While the beta version was active in March I did an edit with on a pile of pumpkins in CS5 (removing an item from the image) the saved tif back in Lightroom displayed out of gamut over the pumpkins. This was repeated with images that had red Christmas ribbons. Meanwhile both images printed using Qimage software containing the colours I expected. Attempting to 'correct' via the soft proofing produced a flat, unfavourable image. At that time I thought it was me and I bought the Xrite colormunki (all $600.00 of it)

Another post that I put here included a screenshot of the black clipping mask that displays (hover over the Black triangle and push ALT) YELLOW over all the areas of a crocus cluster and was labeled as 'clipped'....same area was listed as out of gamut. I've concluded that using a bit of desaturation with clarity and vibrance has an influence....lessens the clipping anyway.

Although there is little comment about soft proofing I'm inclined to agree with Mark S (posts above) that there is something a little out of whack and until I hear differently I'm ignoring the soft proof aspect since it has been a frustrating experience, ever increasing since the spring flower season has started.

Rose


----------



## rjalex (Apr 18, 2012)

As a fellow gardener and photograph I do feel your pain  Thanks for sharing your thoughts Rose. I am learning a lot by reading posts as yours and the resources you mention. The only thing I am not sure I understand is why you're speaking about the Prophoto gamut since if I am not mistaken it's only an emitted light gamut and not a reflective gamut used for printing.

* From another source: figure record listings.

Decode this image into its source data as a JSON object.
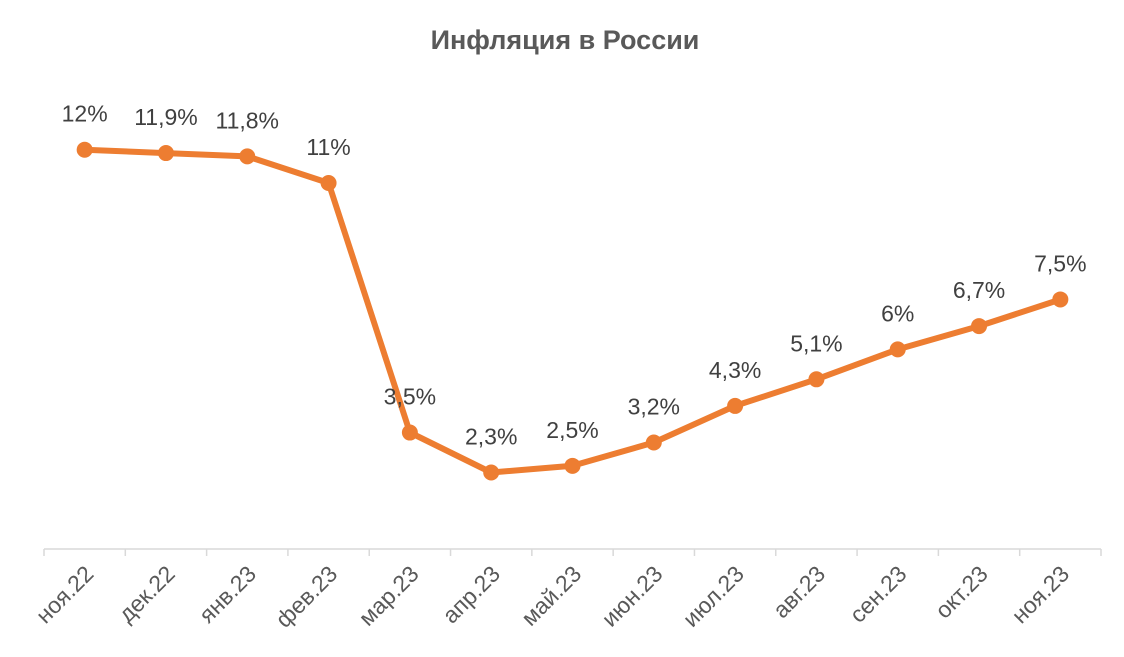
{
  "chart_data": {
    "type": "line",
    "title": "Инфляция в России",
    "xlabel": "",
    "ylabel": "",
    "categories": [
      "ноя.22",
      "дек.22",
      "янв.23",
      "фев.23",
      "мар.23",
      "апр.23",
      "май.23",
      "июн.23",
      "июл.23",
      "авг.23",
      "сен.23",
      "окт.23",
      "ноя.23"
    ],
    "series": [
      {
        "values": [
          12,
          11.9,
          11.8,
          11,
          3.5,
          2.3,
          2.5,
          3.2,
          4.3,
          5.1,
          6,
          6.7,
          7.5
        ],
        "labels": [
          "12%",
          "11,9%",
          "11,8%",
          "11%",
          "3,5%",
          "2,3%",
          "2,5%",
          "3,2%",
          "4,3%",
          "5,1%",
          "6%",
          "6,7%",
          "7,5%"
        ],
        "color": "#ED7D31"
      }
    ],
    "ylim": [
      0,
      16.5
    ],
    "grid": false,
    "legend": "none",
    "axis_color": "#D9D9D9"
  }
}
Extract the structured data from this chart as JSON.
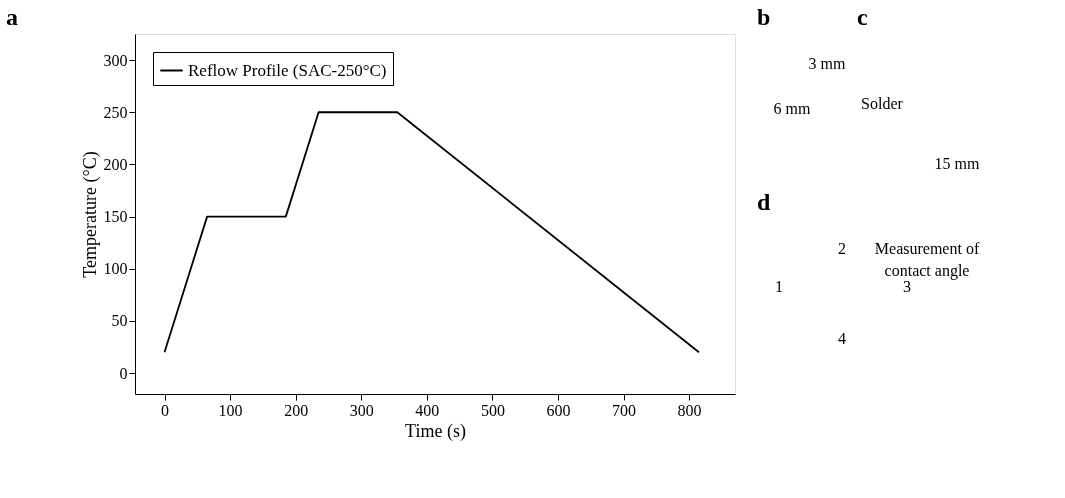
{
  "chart_data": [
    {
      "type": "line",
      "title": "a",
      "xlabel": "Time (s)",
      "ylabel": "Temperature (°C)",
      "x": [
        0,
        65,
        185,
        235,
        355,
        815
      ],
      "series": [
        {
          "name": "Reflow Profile (SAC-250°C)",
          "color": "#000000",
          "values": [
            20,
            150,
            150,
            250,
            250,
            20
          ]
        }
      ],
      "xlim": [
        -45,
        870
      ],
      "xticks": [
        0,
        100,
        200,
        300,
        400,
        500,
        600,
        700,
        800
      ],
      "ylim": [
        -20,
        325
      ],
      "yticks": [
        0,
        50,
        100,
        150,
        200,
        250,
        300
      ],
      "grid": false,
      "legend": "top left",
      "marker": "none",
      "line_style": "solid"
    },
    {
      "type": "other",
      "title": "b",
      "annotations": [
        "6 mm",
        "3 mm"
      ]
    },
    {
      "type": "other",
      "title": "c",
      "annotations": [
        "Solder",
        "15 mm"
      ]
    },
    {
      "type": "other",
      "title": "d",
      "annotations": [
        "Measurement of",
        "contact angle",
        "1",
        "2",
        "3",
        "4"
      ]
    }
  ]
}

Being very wide (maybe wider than the gamut of the camera capabilities ??) I do understand why the MONITOR gamut (the one on the left of the istogram) will not show warning even on the more challenging hues, but if your problem is in printing the whole point should be changing the hues in the photo to avoid out of gamut warning in the PRINTER gamut warning of the soft proofing function. Did I get this right ?
Here is a little quick shot I took in my little garden a couple of days ago. The flower is an Ajuga Reptans and the critter is a Bombus Pascuorum  Take care


----------



## Mark Sirota (Apr 18, 2012)

You don't necessarily need to change anything to address destination OOG warnings -- the profile conversion and rendering intent will handle that automatically, and perhaps better than doing it yourself.  (This is the point Andrew Rodney is trying to make in his second video.)


----------



## Rose Weir (Apr 18, 2012)

I wasn't looking at the softproofing result for ONLY printing. Many images are intended for a web site so I look at them in sRGB. Curiousity was the underlying reason I included the Prophoto...Not that I'm actually going to use it.
I've given up attempting to get a good adjustment when the destination is the printer. I send a tif to a folder for Qimage to use, pick the settings I need and the print clatters out of the printer looking pretty much the same as what I see on the screen.
It is a wide gamut screen which you asked about and I had to think about that. Its labelled as a 27.5 but the diagonal measure would give the true condition. There is a 22 inch sitting beside it and on occassion images look slightly better on that monitor; they are both calibrated to the same target amount. 
I looked at the follow up video again last night that Andrew Rodney (Digital Dog) posted regarding rendering and I'm just going to go with his opinion expressed by Mark Sirota here

Rose
Who knows what the images look like out there on someone else's monitor ?<grin>


----------



## rjalex (Apr 18, 2012)

Rose Weir said:


> Who knows what the images look like out there on someone else's monitor ?<grin>



Who knows ! 

In the video you linked the guy says that internally LR uses a colourspace called Melissa RGB which if I understand correctly is similar to Prophoto. It also says (but not being a mothertongue I could have misundersttod) that when you use LR4 softproofing MONITOR overlay you are NOT comparing the colours in the image to the sRGB working space but rather to Melissa RGB and therefore since the latter is a wide gamut you'll often end up with minimal data out of that gamut.

The more I read the more I get confuzzled  but the process is FUN ! 

I am also on the same wavelength as the video and Mark's: not a lot of use for SP so far.

TC


----------